Ecosystem services and their valuation
The Nautilus report reassessing and revalidating the National Protected Area System of the Turks and Caicos Islands, undertaken in 2005/6, has been in local news again. Proposals have been put forward by government to significantly reduce the size and scope of a number of protected areas - primarily for the purpose of allowing (or providing retrospective approval for) further development of luxury villas, condos and other tourism infrastructure that is not otherwise compatible with protected area status. The Nautilus report is being cited as a key point of reference to argue the case for continued maintenance of the current conformation of national parks, and natural and heritage protected areas.

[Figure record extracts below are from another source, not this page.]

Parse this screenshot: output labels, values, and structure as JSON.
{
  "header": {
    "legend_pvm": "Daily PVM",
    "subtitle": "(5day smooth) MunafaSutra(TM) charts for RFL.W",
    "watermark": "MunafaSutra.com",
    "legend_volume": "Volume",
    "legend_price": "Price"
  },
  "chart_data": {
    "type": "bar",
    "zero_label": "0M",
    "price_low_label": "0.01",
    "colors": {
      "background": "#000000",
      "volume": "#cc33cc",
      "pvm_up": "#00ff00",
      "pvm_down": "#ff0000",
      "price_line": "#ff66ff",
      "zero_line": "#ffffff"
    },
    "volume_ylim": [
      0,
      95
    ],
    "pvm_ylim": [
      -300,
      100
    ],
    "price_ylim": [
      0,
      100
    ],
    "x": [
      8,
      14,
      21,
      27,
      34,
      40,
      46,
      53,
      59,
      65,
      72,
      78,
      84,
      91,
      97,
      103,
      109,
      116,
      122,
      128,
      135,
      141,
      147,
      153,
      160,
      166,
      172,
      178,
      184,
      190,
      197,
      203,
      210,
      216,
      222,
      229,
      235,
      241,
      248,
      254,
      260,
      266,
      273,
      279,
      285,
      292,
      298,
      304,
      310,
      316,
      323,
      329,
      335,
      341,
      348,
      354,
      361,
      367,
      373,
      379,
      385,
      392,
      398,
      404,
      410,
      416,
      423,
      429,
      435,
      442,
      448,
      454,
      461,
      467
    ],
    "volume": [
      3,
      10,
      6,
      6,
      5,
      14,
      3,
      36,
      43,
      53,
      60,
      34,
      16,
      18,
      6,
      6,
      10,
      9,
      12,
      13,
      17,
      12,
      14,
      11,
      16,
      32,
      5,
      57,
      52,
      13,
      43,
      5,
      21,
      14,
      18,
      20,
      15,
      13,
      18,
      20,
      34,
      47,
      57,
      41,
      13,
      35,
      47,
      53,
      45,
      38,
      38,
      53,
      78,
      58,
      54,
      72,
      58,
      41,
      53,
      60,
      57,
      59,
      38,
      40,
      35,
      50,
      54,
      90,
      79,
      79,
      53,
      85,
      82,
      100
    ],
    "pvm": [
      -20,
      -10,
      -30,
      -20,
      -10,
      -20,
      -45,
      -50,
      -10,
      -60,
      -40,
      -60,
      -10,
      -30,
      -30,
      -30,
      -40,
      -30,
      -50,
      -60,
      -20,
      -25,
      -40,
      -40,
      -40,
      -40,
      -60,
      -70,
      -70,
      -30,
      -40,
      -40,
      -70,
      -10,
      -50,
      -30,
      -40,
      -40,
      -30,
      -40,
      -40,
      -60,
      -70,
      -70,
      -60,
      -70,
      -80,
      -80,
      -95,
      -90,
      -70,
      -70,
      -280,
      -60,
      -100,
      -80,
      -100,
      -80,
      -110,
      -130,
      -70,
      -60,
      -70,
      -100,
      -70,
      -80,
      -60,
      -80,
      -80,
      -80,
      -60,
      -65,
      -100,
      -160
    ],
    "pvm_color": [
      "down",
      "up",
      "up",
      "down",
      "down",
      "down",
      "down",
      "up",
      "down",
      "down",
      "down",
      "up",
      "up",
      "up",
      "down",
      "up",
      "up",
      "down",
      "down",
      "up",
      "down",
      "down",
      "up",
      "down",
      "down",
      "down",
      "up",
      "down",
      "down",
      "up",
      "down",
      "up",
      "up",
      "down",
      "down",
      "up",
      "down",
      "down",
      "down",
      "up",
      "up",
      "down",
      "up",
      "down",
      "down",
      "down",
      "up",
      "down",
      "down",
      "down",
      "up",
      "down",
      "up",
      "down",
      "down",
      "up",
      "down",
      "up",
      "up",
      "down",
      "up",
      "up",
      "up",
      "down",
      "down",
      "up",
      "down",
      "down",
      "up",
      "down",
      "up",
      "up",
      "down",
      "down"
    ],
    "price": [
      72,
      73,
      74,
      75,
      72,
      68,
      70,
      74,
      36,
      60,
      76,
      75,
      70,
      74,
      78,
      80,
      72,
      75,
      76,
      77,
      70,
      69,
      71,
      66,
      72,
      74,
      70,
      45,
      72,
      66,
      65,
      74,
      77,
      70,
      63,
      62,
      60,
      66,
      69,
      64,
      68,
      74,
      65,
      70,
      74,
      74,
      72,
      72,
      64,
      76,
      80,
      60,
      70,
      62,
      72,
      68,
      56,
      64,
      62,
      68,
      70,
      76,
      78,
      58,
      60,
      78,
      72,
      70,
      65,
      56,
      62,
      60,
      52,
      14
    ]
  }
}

The report provides the rationale and evidence for continued protection - in various forms and to various degrees - of large sections of the terrestrial and marine environment that form the natural and cultural heritage of this small island country (an enlightened protected area system that was drawn up locally in the 1970s, and entered into legislation in the late 1980s). It is now being brought to the fore to head off proposed changes to the parks and reserves system that, it is argued, would adversely alter the balance between maintaining the integrity of the resilience and economic contribution of the natural environment versus promoting more luxury housing, condos and other tourism related infrastructures. It revisits fundamental issues relating to when tourism-related development (by far and away the mainstay of the country's economy) becomes over-development.

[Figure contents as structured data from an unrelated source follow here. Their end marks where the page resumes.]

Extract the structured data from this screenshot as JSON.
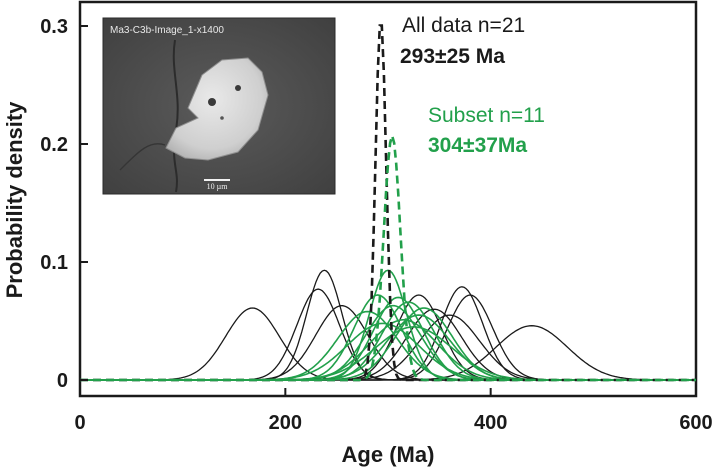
{
  "chart_data": {
    "type": "line",
    "xlabel": "Age (Ma)",
    "ylabel": "Probability density",
    "xlim": [
      0,
      600
    ],
    "ylim": [
      0,
      0.32
    ],
    "x_ticks": [
      "0",
      "200",
      "400",
      "600"
    ],
    "y_ticks": [
      "0",
      "0.1",
      "0.2",
      "0.3"
    ],
    "x_tick_values": [
      0,
      200,
      400,
      600
    ],
    "y_tick_values": [
      0,
      0.1,
      0.2,
      0.3
    ],
    "grid": false,
    "colors": {
      "all": "#1a1a1a",
      "subset": "#22a04b"
    },
    "individual_all": [
      {
        "mu": 168,
        "peak": 0.061
      },
      {
        "mu": 238,
        "peak": 0.093
      },
      {
        "mu": 232,
        "peak": 0.077
      },
      {
        "mu": 255,
        "peak": 0.063
      },
      {
        "mu": 330,
        "peak": 0.072
      },
      {
        "mu": 372,
        "peak": 0.079
      },
      {
        "mu": 380,
        "peak": 0.072
      },
      {
        "mu": 440,
        "peak": 0.046
      },
      {
        "mu": 360,
        "peak": 0.055
      },
      {
        "mu": 345,
        "peak": 0.06
      }
    ],
    "individual_subset": [
      {
        "mu": 300,
        "peak": 0.093
      },
      {
        "mu": 290,
        "peak": 0.072
      },
      {
        "mu": 310,
        "peak": 0.07
      },
      {
        "mu": 320,
        "peak": 0.066
      },
      {
        "mu": 305,
        "peak": 0.063
      },
      {
        "mu": 335,
        "peak": 0.061
      },
      {
        "mu": 280,
        "peak": 0.058
      },
      {
        "mu": 330,
        "peak": 0.055
      },
      {
        "mu": 315,
        "peak": 0.051
      },
      {
        "mu": 295,
        "peak": 0.048
      },
      {
        "mu": 325,
        "peak": 0.045
      }
    ],
    "summary_all": {
      "mu": 293,
      "peak": 0.306
    },
    "summary_subset": {
      "mu": 304,
      "peak": 0.207
    },
    "annotations": {
      "all_label": "All data n=21",
      "all_value": "293±25 Ma",
      "subset_label": "Subset n=11",
      "subset_value": "304±37Ma"
    },
    "inset": {
      "title": "Ma3-C3b-Image_1-x1400",
      "scale_text": "10 µm"
    }
  }
}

The protection is needed because the many and various features of this natural environment provide the physical buffers to absorb the impacts of naturally occurring extreme events (notably storm surge and coastal erosion), and the negative impacts of development (notably removal and reduction of precious top-soil, leading to erosion and loss of biodiversity, and contamination of the crucial freshwater lens - the underlying reservoir of freshwater typical of these low lying limestone / coral islands). This underpins the natural productivity of these ecosystems, and builds in the resilience of these islands that allows and sustains settlement of this fragile tropical archipelago. But more particularly, as a globally top ranking holiday destination, it is these very characteristics - supporting blue water lagoons bordered by white sandy beaches and great water sports (on and below the sea surface) - that make the country such a great place to visit. These same features also act as a honey-pot for developers wishing to profit from these locations and the high qualities of the surrounding environment - and so the ongoing tug of war between long and short-term interests, local and offshore investor interests, plays out.

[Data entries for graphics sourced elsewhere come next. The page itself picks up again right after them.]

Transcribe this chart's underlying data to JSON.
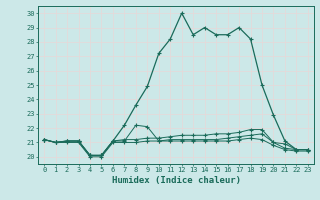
{
  "title": "",
  "xlabel": "Humidex (Indice chaleur)",
  "ylabel": "",
  "bg_color": "#cce8e8",
  "grid_color": "#b0d8d8",
  "line_color": "#1a6b5a",
  "xlim": [
    -0.5,
    23.5
  ],
  "ylim": [
    19.5,
    30.5
  ],
  "yticks": [
    20,
    21,
    22,
    23,
    24,
    25,
    26,
    27,
    28,
    29,
    30
  ],
  "xticks": [
    0,
    1,
    2,
    3,
    4,
    5,
    6,
    7,
    8,
    9,
    10,
    11,
    12,
    13,
    14,
    15,
    16,
    17,
    18,
    19,
    20,
    21,
    22,
    23
  ],
  "series_main": [
    21.2,
    21.0,
    21.1,
    21.1,
    20.1,
    20.1,
    21.1,
    22.2,
    23.6,
    24.9,
    27.2,
    28.2,
    30.0,
    28.5,
    29.0,
    28.5,
    28.5,
    29.0,
    28.2,
    25.0,
    22.9,
    21.1,
    20.5,
    20.5
  ],
  "series_low1": [
    21.2,
    21.0,
    21.1,
    21.1,
    20.1,
    20.1,
    21.1,
    21.1,
    22.2,
    22.1,
    21.1,
    21.2,
    21.2,
    21.2,
    21.2,
    21.2,
    21.3,
    21.4,
    21.5,
    21.6,
    21.0,
    20.9,
    20.5,
    20.5
  ],
  "series_low2": [
    21.2,
    21.0,
    21.1,
    21.1,
    20.1,
    20.1,
    21.1,
    21.2,
    21.2,
    21.3,
    21.3,
    21.4,
    21.5,
    21.5,
    21.5,
    21.6,
    21.6,
    21.7,
    21.9,
    21.9,
    21.0,
    20.6,
    20.5,
    20.5
  ],
  "series_low3": [
    21.2,
    21.0,
    21.0,
    21.0,
    20.0,
    20.0,
    21.0,
    21.0,
    21.0,
    21.1,
    21.1,
    21.1,
    21.1,
    21.1,
    21.1,
    21.1,
    21.1,
    21.2,
    21.3,
    21.2,
    20.8,
    20.5,
    20.4,
    20.4
  ]
}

The Nautilus revalidation report is once again serving the purpose behind its commissioning - providing that evidence based reference point for informed debate. It is also supported by a number of valuation studies that Nautilus conducted prior to the revalidation report - which focused on how to bring about convergence between economic and natural resource management policies, how to identify and rank the roles and contributions of the environment and ecosystem services, and how to, where appropriate and necessary, place a monetary value on the contribution of such services. A number of practical worked examples illustrated these methodologies - including the benefits of maintaining the health and integrity of barrier reefs and coastal lagoons, not least in helping to protect coastal areas and property from the adverse effects of storm surge associated with tropical storms and hurricanes.